A couple of months ago, we travelled to Savannah, Georgia.
Savannah has one of the most beautiful cemeteries. Early in the morning, the light pours in, and the chirping of birds and the wind moving through the trees echo all around. Savannah seems at peace with its own past. It hasn’t tried to erase anything; it has accepted everything and preserved it as part of its culture and history. That’s why it’s easier to express what’s inside you there.
The smell of moss and dampness rose from between the graves, and each grave stood close beside another. Statues could be seen throughout the cemetery, and each of them seemed to be telling a story—about themselves or about the families they belonged to.
Most of the graves were family plots. A thin line of brick had been laid around them, and the family name was written on it. In many of them, even those bricks had not yet been placed.

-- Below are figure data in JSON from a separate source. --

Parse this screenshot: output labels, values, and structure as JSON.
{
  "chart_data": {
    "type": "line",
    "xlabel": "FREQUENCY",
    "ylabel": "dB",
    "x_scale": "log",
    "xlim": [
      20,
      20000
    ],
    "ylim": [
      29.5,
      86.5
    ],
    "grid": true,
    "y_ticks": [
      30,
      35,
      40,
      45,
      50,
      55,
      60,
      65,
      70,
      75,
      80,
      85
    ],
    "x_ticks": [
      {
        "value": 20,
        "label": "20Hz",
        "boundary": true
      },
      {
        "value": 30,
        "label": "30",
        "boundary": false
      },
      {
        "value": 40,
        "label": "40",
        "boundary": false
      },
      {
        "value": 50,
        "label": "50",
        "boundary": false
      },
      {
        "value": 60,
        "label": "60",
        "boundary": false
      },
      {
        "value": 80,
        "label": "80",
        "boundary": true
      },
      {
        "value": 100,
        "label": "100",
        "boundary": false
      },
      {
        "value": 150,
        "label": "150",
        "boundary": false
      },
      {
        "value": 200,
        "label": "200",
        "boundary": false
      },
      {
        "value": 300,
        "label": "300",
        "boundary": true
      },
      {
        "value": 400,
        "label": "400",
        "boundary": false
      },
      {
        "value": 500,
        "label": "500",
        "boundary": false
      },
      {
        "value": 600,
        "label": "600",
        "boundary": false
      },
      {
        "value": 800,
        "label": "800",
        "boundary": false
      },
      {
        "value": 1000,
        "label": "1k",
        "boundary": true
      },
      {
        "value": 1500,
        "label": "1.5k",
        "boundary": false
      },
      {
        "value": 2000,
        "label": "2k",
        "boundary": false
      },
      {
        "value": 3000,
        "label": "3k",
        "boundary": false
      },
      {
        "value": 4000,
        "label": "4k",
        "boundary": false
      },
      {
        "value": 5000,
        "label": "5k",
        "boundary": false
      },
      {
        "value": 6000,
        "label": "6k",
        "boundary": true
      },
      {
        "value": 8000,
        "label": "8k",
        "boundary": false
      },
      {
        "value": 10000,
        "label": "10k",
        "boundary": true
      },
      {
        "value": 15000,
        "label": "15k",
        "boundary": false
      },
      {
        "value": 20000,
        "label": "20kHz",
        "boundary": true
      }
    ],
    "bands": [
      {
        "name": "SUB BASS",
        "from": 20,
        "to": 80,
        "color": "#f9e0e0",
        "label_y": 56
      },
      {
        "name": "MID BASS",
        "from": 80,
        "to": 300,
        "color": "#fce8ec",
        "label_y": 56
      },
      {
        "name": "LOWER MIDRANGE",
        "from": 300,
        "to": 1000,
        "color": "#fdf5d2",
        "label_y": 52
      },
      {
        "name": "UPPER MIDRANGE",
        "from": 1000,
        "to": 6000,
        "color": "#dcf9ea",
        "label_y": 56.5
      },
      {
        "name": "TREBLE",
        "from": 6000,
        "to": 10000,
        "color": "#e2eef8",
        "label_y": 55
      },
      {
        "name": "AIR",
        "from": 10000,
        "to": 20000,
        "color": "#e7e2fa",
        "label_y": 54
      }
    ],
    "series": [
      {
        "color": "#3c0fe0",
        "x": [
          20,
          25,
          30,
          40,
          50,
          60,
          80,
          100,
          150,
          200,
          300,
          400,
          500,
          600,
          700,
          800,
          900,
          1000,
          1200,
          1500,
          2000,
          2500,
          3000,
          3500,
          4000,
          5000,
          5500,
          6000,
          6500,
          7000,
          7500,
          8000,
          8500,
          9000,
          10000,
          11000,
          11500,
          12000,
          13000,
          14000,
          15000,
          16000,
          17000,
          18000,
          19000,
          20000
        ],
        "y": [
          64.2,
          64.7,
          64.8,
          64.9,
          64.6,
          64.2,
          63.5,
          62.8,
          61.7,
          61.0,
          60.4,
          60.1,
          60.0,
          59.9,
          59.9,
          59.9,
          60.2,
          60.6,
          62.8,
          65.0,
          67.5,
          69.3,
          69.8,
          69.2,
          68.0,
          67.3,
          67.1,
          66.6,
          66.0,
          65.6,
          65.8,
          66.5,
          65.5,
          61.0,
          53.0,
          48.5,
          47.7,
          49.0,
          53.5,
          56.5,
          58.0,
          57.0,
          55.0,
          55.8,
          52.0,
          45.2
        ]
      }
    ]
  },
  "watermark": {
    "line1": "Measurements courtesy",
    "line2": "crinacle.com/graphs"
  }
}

While I was there, I looked at my husband and said: this man is truly someone I would want to die beside when I’m at home with him—and to be buried next to him.
I have to say—if you truly love someone, deeply and honestly, Savannah is the kind of place where you take them to tell them so.
And I did. I told him how much I loved him. I told him that before I met him, I had never loved anyone like that.
I didn’t have many interactions with men for most of my life. I was usually too busy surviving. The men I encountered were often controlling, shallow, or painfully self-absorbed. Small in spirit, and sometimes cruel. I know that certain cultures and environments raise men like that.
But the man I fell in love with—the first man I ever truly loved—was none of those things.
He carried a kind of innocence in him. He never lied to me, and he never tried to intimidate or threaten me. Sometimes it honestly felt like he had arrived from another planet. Whatever he had, he gave freely. Whatever love he felt, he expressed openly. And to me, that kind of sincerity was rare.
So yes—if life has been unkind to you, wait. The right person may still appear.
Savannah was simply the place where I told him all of this again… probably for the thousandth time.
He feels like someone from my own tribe, as if we were somehow raised in the same village—even if only telepathically.
People like my husband don’t come along often. They’re rare.
And the more you’ve suffered at the hands of the wrong people in the past, the more fiercely you hold on to—and protect—the right one when they finally arrive.
The rest of the city felt the same. It was calm, almost hibernating, and cosy. Everyone smiled. It felt as if people there were at peace with the idea of life and death. Unlike Charleston, Wilmington, or Madison, this was a city whose air I actually wanted to breathe.